Hi @ljones, @yoachim and the MAF folks - what steps are required to ensure that metrics.CrowdingM5Metric can find the needed maps in filters other than “r”? Currently this metric is failing for me if the “filtername” argument is set to anything other than “r”.
I am running the “sims_w_2020_05” weekly build of the simulation framework (built from source under ubuntu 18.04 following the instructions here), using the github version of sims_maf. I get the same negative results if I also invoke maf_contrib before launch.
The last few lines of the error message I get are reproduced below. I’m pretty sure that the error message indicates that the metric is not finding the luminosity functions in the filters other than r. Can you remind me please where I get the necessary pieces from, and how I install them so that sims_maf can find them?
Thanks! – Will
Last few lines of the error message follow below. The line specifying the metric here was:
/raid1/soft/sims_maf_github/sims_maf/python/lsst/sims/maf/metrics/crowdingMetric.py in run(self, dataSlice, slicePoint)
81 def run(self, dataSlice, slicePoint=None):
82 # Set magVector to the same length as starLumFunc (lower edge of mag bins)
—> 83 magVector = slicePoint[f’starMapBins_{self.filtername}’][1:]
84 # Pull up density of stars at this point in the sky
85 lumFunc = slicePoint[f’starLumFunc_{self.filtername}’]
Thanks, @yoachim! I have just installed the latest weekly build (sims_w_2020_06, three days old) and declared the github sims_maf and maf_contrib. I CAN run the Crowding_tri.ipynb notebook end-to-end using the default arguments in that notebook - as long as in the metric I specify filtername=‘r’ - otherwise I get the same error as before. I guess I have two questions:
When evaluating the crowding metric in a filter other than “r”, where do I specify the filter to use for the luminosity functions in the crowding metric? I would have thought the filtername argument in the metric would have done this, but that doesn’t seem to work.
Below is the output when I run the recommended command to determine which version is being used (from this confluence page). Not being very familiar with eups, is it possible I am still using the older build?
Ah, the way MAF deals with the extra maps could probably be improved. If you don’t set the stellar map yourself, it uses the default kwargs which are for r-band. I’ve updated the example so it explicitly sets the map and metric to g-band (and sets the metric to not auto-load any maps). This probably only work for nside 64 and 128 since those are the only resolutions for the trilegal maps.
HI
glad to see all this working!
FYI, Trilegal maps were computed at variable resolution, between nside=64 and 1024 (nside increasing towards the Plane following changes in stellar and dust density). So, we can easily generate maps with fixed resolution until nside=1024, if that’s of practical use.

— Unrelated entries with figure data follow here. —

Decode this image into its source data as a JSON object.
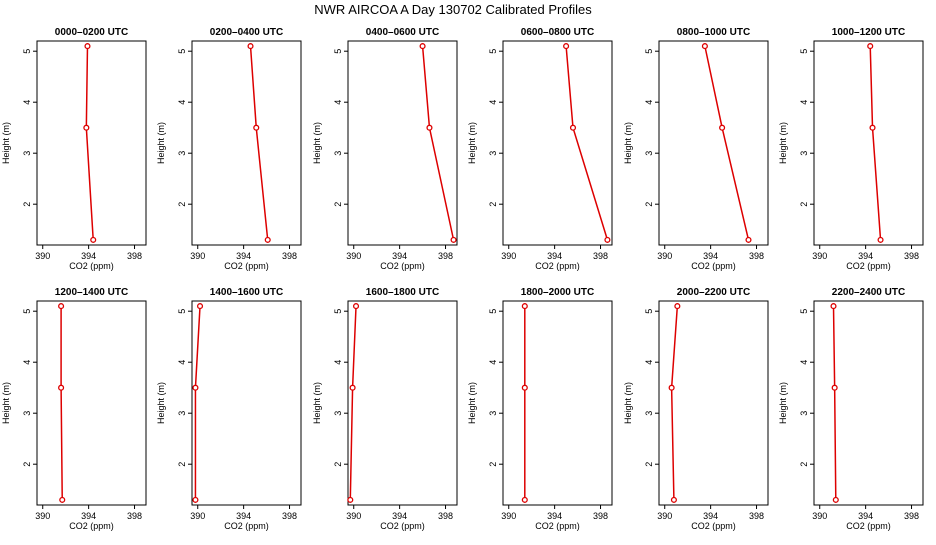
{
  "title": "NWR AIRCOA A  Day 130702  Calibrated Profiles",
  "chart_data": [
    {
      "type": "line",
      "title": "0000–0200 UTC",
      "xlabel": "CO2 (ppm)",
      "ylabel": "Height (m)",
      "xlim": [
        389.5,
        399.0
      ],
      "ylim": [
        1.2,
        5.2
      ],
      "xticks": [
        "390",
        "394",
        "398"
      ],
      "yticks": [
        "2",
        "3",
        "4",
        "5"
      ],
      "series": [
        {
          "color": "#dd0000",
          "points": [
            {
              "x": 394.4,
              "y": 1.3
            },
            {
              "x": 393.8,
              "y": 3.5
            },
            {
              "x": 393.9,
              "y": 5.1
            }
          ]
        }
      ]
    },
    {
      "type": "line",
      "title": "0200–0400 UTC",
      "xlabel": "CO2 (ppm)",
      "ylabel": "Height (m)",
      "xlim": [
        389.5,
        399.0
      ],
      "ylim": [
        1.2,
        5.2
      ],
      "xticks": [
        "390",
        "394",
        "398"
      ],
      "yticks": [
        "2",
        "3",
        "4",
        "5"
      ],
      "series": [
        {
          "color": "#dd0000",
          "points": [
            {
              "x": 396.1,
              "y": 1.3
            },
            {
              "x": 395.1,
              "y": 3.5
            },
            {
              "x": 394.6,
              "y": 5.1
            }
          ]
        }
      ]
    },
    {
      "type": "line",
      "title": "0400–0600 UTC",
      "xlabel": "CO2 (ppm)",
      "ylabel": "Height (m)",
      "xlim": [
        389.5,
        399.0
      ],
      "ylim": [
        1.2,
        5.2
      ],
      "xticks": [
        "390",
        "394",
        "398"
      ],
      "yticks": [
        "2",
        "3",
        "4",
        "5"
      ],
      "series": [
        {
          "color": "#dd0000",
          "points": [
            {
              "x": 398.7,
              "y": 1.3
            },
            {
              "x": 396.6,
              "y": 3.5
            },
            {
              "x": 396.0,
              "y": 5.1
            }
          ]
        }
      ]
    },
    {
      "type": "line",
      "title": "0600–0800 UTC",
      "xlabel": "CO2 (ppm)",
      "ylabel": "Height (m)",
      "xlim": [
        389.5,
        399.0
      ],
      "ylim": [
        1.2,
        5.2
      ],
      "xticks": [
        "390",
        "394",
        "398"
      ],
      "yticks": [
        "2",
        "3",
        "4",
        "5"
      ],
      "series": [
        {
          "color": "#dd0000",
          "points": [
            {
              "x": 398.6,
              "y": 1.3
            },
            {
              "x": 395.6,
              "y": 3.5
            },
            {
              "x": 395.0,
              "y": 5.1
            }
          ]
        }
      ]
    },
    {
      "type": "line",
      "title": "0800–1000 UTC",
      "xlabel": "CO2 (ppm)",
      "ylabel": "Height (m)",
      "xlim": [
        389.5,
        399.0
      ],
      "ylim": [
        1.2,
        5.2
      ],
      "xticks": [
        "390",
        "394",
        "398"
      ],
      "yticks": [
        "2",
        "3",
        "4",
        "5"
      ],
      "series": [
        {
          "color": "#dd0000",
          "points": [
            {
              "x": 397.3,
              "y": 1.3
            },
            {
              "x": 395.0,
              "y": 3.5
            },
            {
              "x": 393.5,
              "y": 5.1
            }
          ]
        }
      ]
    },
    {
      "type": "line",
      "title": "1000–1200 UTC",
      "xlabel": "CO2 (ppm)",
      "ylabel": "Height (m)",
      "xlim": [
        389.5,
        399.0
      ],
      "ylim": [
        1.2,
        5.2
      ],
      "xticks": [
        "390",
        "394",
        "398"
      ],
      "yticks": [
        "2",
        "3",
        "4",
        "5"
      ],
      "series": [
        {
          "color": "#dd0000",
          "points": [
            {
              "x": 395.3,
              "y": 1.3
            },
            {
              "x": 394.6,
              "y": 3.5
            },
            {
              "x": 394.4,
              "y": 5.1
            }
          ]
        }
      ]
    },
    {
      "type": "line",
      "title": "1200–1400 UTC",
      "xlabel": "CO2 (ppm)",
      "ylabel": "Height (m)",
      "xlim": [
        389.5,
        399.0
      ],
      "ylim": [
        1.2,
        5.2
      ],
      "xticks": [
        "390",
        "394",
        "398"
      ],
      "yticks": [
        "2",
        "3",
        "4",
        "5"
      ],
      "series": [
        {
          "color": "#dd0000",
          "points": [
            {
              "x": 391.7,
              "y": 1.3
            },
            {
              "x": 391.6,
              "y": 3.5
            },
            {
              "x": 391.6,
              "y": 5.1
            }
          ]
        }
      ]
    },
    {
      "type": "line",
      "title": "1400–1600 UTC",
      "xlabel": "CO2 (ppm)",
      "ylabel": "Height (m)",
      "xlim": [
        389.5,
        399.0
      ],
      "ylim": [
        1.2,
        5.2
      ],
      "xticks": [
        "390",
        "394",
        "398"
      ],
      "yticks": [
        "2",
        "3",
        "4",
        "5"
      ],
      "series": [
        {
          "color": "#dd0000",
          "points": [
            {
              "x": 389.8,
              "y": 1.3
            },
            {
              "x": 389.8,
              "y": 3.5
            },
            {
              "x": 390.2,
              "y": 5.1
            }
          ]
        }
      ]
    },
    {
      "type": "line",
      "title": "1600–1800 UTC",
      "xlabel": "CO2 (ppm)",
      "ylabel": "Height (m)",
      "xlim": [
        389.5,
        399.0
      ],
      "ylim": [
        1.2,
        5.2
      ],
      "xticks": [
        "390",
        "394",
        "398"
      ],
      "yticks": [
        "2",
        "3",
        "4",
        "5"
      ],
      "series": [
        {
          "color": "#dd0000",
          "points": [
            {
              "x": 389.7,
              "y": 1.3
            },
            {
              "x": 389.9,
              "y": 3.5
            },
            {
              "x": 390.2,
              "y": 5.1
            }
          ]
        }
      ]
    },
    {
      "type": "line",
      "title": "1800–2000 UTC",
      "xlabel": "CO2 (ppm)",
      "ylabel": "Height (m)",
      "xlim": [
        389.5,
        399.0
      ],
      "ylim": [
        1.2,
        5.2
      ],
      "xticks": [
        "390",
        "394",
        "398"
      ],
      "yticks": [
        "2",
        "3",
        "4",
        "5"
      ],
      "series": [
        {
          "color": "#dd0000",
          "points": [
            {
              "x": 391.4,
              "y": 1.3
            },
            {
              "x": 391.4,
              "y": 3.5
            },
            {
              "x": 391.4,
              "y": 5.1
            }
          ]
        }
      ]
    },
    {
      "type": "line",
      "title": "2000–2200 UTC",
      "xlabel": "CO2 (ppm)",
      "ylabel": "Height (m)",
      "xlim": [
        389.5,
        399.0
      ],
      "ylim": [
        1.2,
        5.2
      ],
      "xticks": [
        "390",
        "394",
        "398"
      ],
      "yticks": [
        "2",
        "3",
        "4",
        "5"
      ],
      "series": [
        {
          "color": "#dd0000",
          "points": [
            {
              "x": 390.8,
              "y": 1.3
            },
            {
              "x": 390.6,
              "y": 3.5
            },
            {
              "x": 391.1,
              "y": 5.1
            }
          ]
        }
      ]
    },
    {
      "type": "line",
      "title": "2200–2400 UTC",
      "xlabel": "CO2 (ppm)",
      "ylabel": "Height (m)",
      "xlim": [
        389.5,
        399.0
      ],
      "ylim": [
        1.2,
        5.2
      ],
      "xticks": [
        "390",
        "394",
        "398"
      ],
      "yticks": [
        "2",
        "3",
        "4",
        "5"
      ],
      "series": [
        {
          "color": "#dd0000",
          "points": [
            {
              "x": 391.4,
              "y": 1.3
            },
            {
              "x": 391.3,
              "y": 3.5
            },
            {
              "x": 391.2,
              "y": 5.1
            }
          ]
        }
      ]
    }
  ]
}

Just tell us if you need more resolution, and we will produce them.
BUT keep in mind: a file for one single filter with nside=128 has 100Mby, so the n=1024 would be 6.4 Gby. Maybe that’s too large for MAF.
Cheers
Hi @lgirardi - thanks very much for this suggestion. For context, we are working on implementing the figure of merit in the Gonzalez et al. whitepaper (https://arxiv.org/abs/1812.08670) , and indeed we may require higher-resolution maps. We’ll let you know if we do need this as our implementation develops.
@yoachim what do you think of @lgirardi 's suggestion that 6.4 Gb might be too large for MAF? It looks like we WILL need the Trilegal maps at higher resolution that NSIDE=128 - I’m expecting NSIDE=512 may be sufficient.
That’s too big to put in github, but I can store it at NCSA and just include scripts to pull the data down on install (that’s what we do with things like sky brightness files). Since you (probably) only need to load one filter at a time, shouldn’t be a problem running in MAF as long as you’re not using an ancient laptop or something. If someone gives me files, I’ll drop them in.
HI @yoachim
The maps will be prepared and put in the usual place in epyc. Files with nside=256 are quick to prepare but others involve a lengthy preparatory step, still not done. Hopefully everything will be ready before Friday.
Just to clarify, what we are doing is to convert files which follow the HIPS hierarchical pixelisation scheme, into fixed-resolution maps.
Cheers Leo
Hi @lgirardi & @yoachim - this sounds great, many thanks in advance. @lgirardi, indeed, at the moment we’re using HEALPIX since that works better with the other metrics we need (ours includes both crowding and the proper motion metric, which does use HEALPIX).
@yoachim - that’s right, our implementation of the figure of merit involves running the whole area once on each filter, dumping the results to disk, then re-loading the .npz output from each filter (as well as that for the i-band proper motion metric) to perform the calculation of the figure of merit. We’re doing this on a fairly powerful desktop, so I’m not worried about downloading large files locally and then digesting them. Am I correct that the “shebang” updating incantation would pull down the new maps once they are at NCSA?
OK, thanks to @lgirardi we now have nside up to 1024. Looks like all together it takes up around 50G, so I didn’t set them to automatically download. I added a shell script with curl commands to download all the files.